Noninvasive Risk Prediction Models for Heart Failure Using Proportional Jaccard Indices and Comorbidity Patterns
Background: In the post-coronavirus disease 2019 (COVID-19) era, remote diagnosis and precision preventive medicine have emerged as pivotal clinical medicine applications. This study aims to develop a digital health-monitoring tool that utilizes electronic medical records (EMRs) as the foundation for performing a non-random correlation analysis among different comorbidity patterns for heart failure (HF).

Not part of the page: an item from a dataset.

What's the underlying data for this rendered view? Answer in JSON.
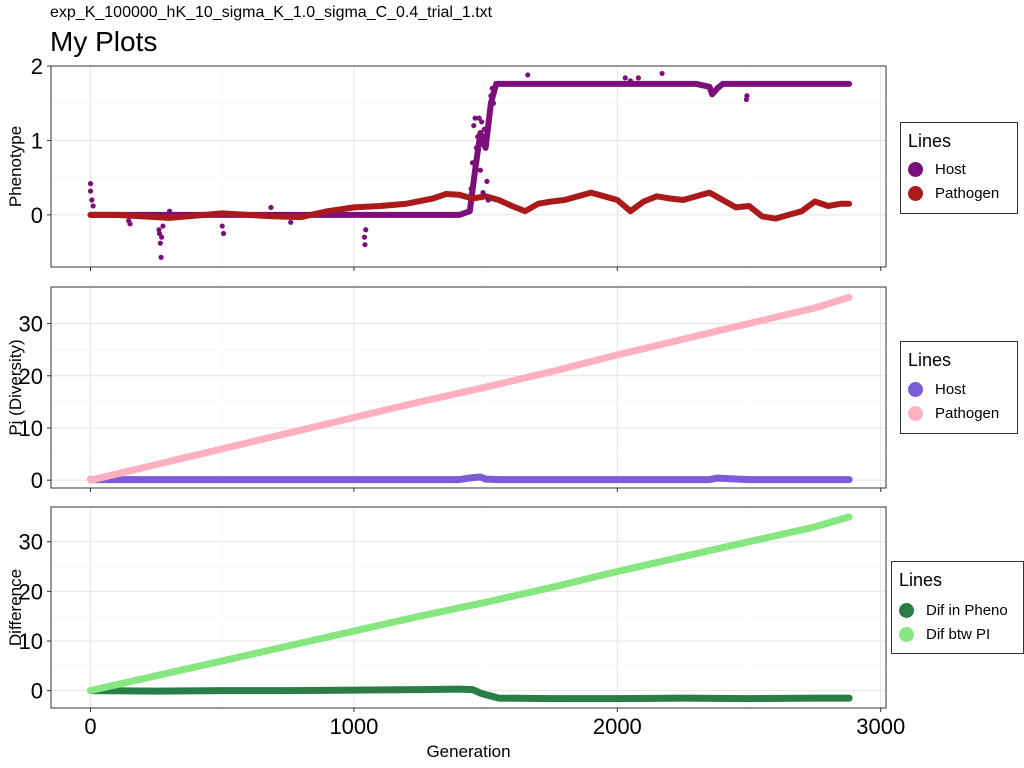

Methods: Novel similarity indices, including proportional Jaccard index (PJI), multiplication of the odds ratio proportional Jaccard index (OPJI), and alpha proportional Jaccard index (APJI), provide a fundamental framework for constructing machine learning models to predict the risk conditions associated with HF. Results: Our models were constructed for different age groups and sexes and yielded accurate predictions of high-risk HF across demographics. The results indicated that the optimal prediction model achieved a notable accuracy of 82.1% and an area under the curve (AUC) of 0.878. Conclusions: Our noninvasive HF risk prediction system is based on historical EMRs and provides a practical approach. The proposed indices provided simple and straightforward comparative indicators of comorbidity pattern matching within individual EMRs. All source codes developed for our noninvasive prediction models can be retrieved from GitHub.